Ermittlungen in alle Richtungen

Die Vernehmung habe aber keine weiteren Hinweise ergeben, dass der Brandanschlag nur vorgetäuscht oder von der Frau selbst gelegt worden war. „Wir ermitteln daher nach wie vor in alle Richtungen“, so Lange. Die Mutter stehe nicht weiter unter Verdacht. Zuvor hatte die Polizei bei der Vernehmung der Zeugen Widersprüche entdeckt, etwa wann und wie das Feuer bemerkt worden war.

Ibragim Tsychuer hat die Flammen gelöscht.

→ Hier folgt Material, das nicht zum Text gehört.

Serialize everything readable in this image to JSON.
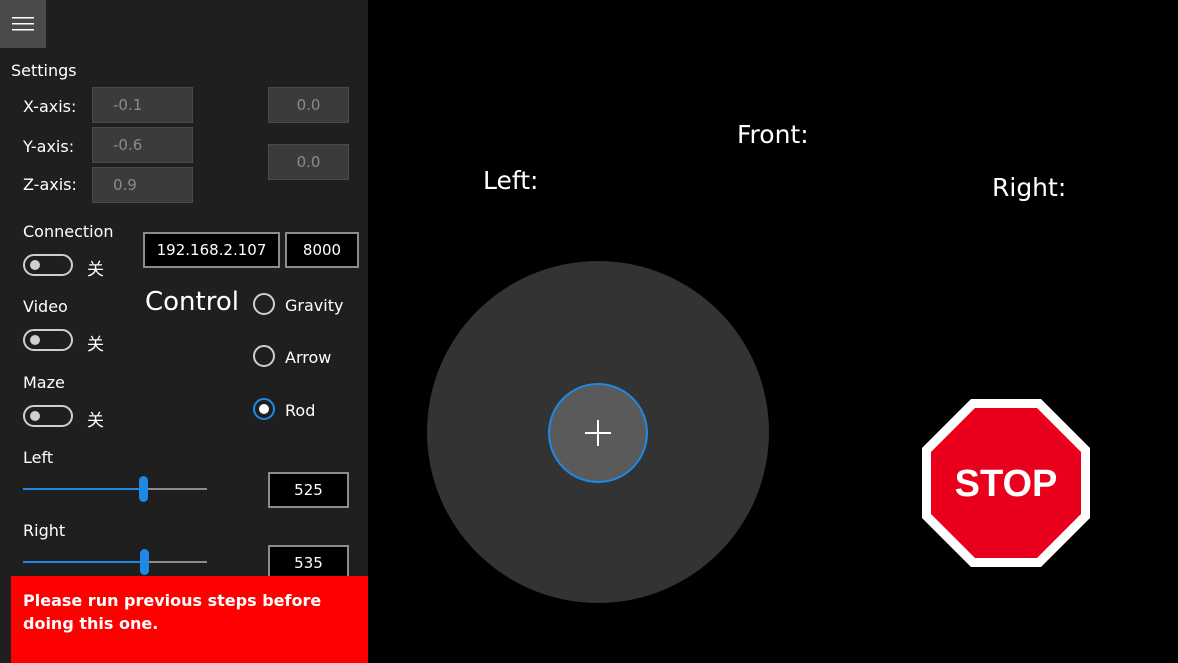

Quelle: Bürstenbinder

Türspion zugeklebt

Am Abend des 25. Juli war vor der Wohnungstür in dem Plattenbau eine mit Benzin getränkte Zeitung angezündet worden. Zuvor war der Türspion zugeklebt worden. Das Feuer beschädigte Tür und Rahmen. Die Mutter dreier Kinder gab an, das Feuer gerochen und ihren Mann zu Hilfe geholt zu haben, der den Brand mit einem Eimer Wasser löschen konnte. Der Fall hatte wegen eines möglichen fremdenfeindlichen Hintergrunds Empörung ausgelöst. Der Staatsschutz nahm die Ermittlungen auf.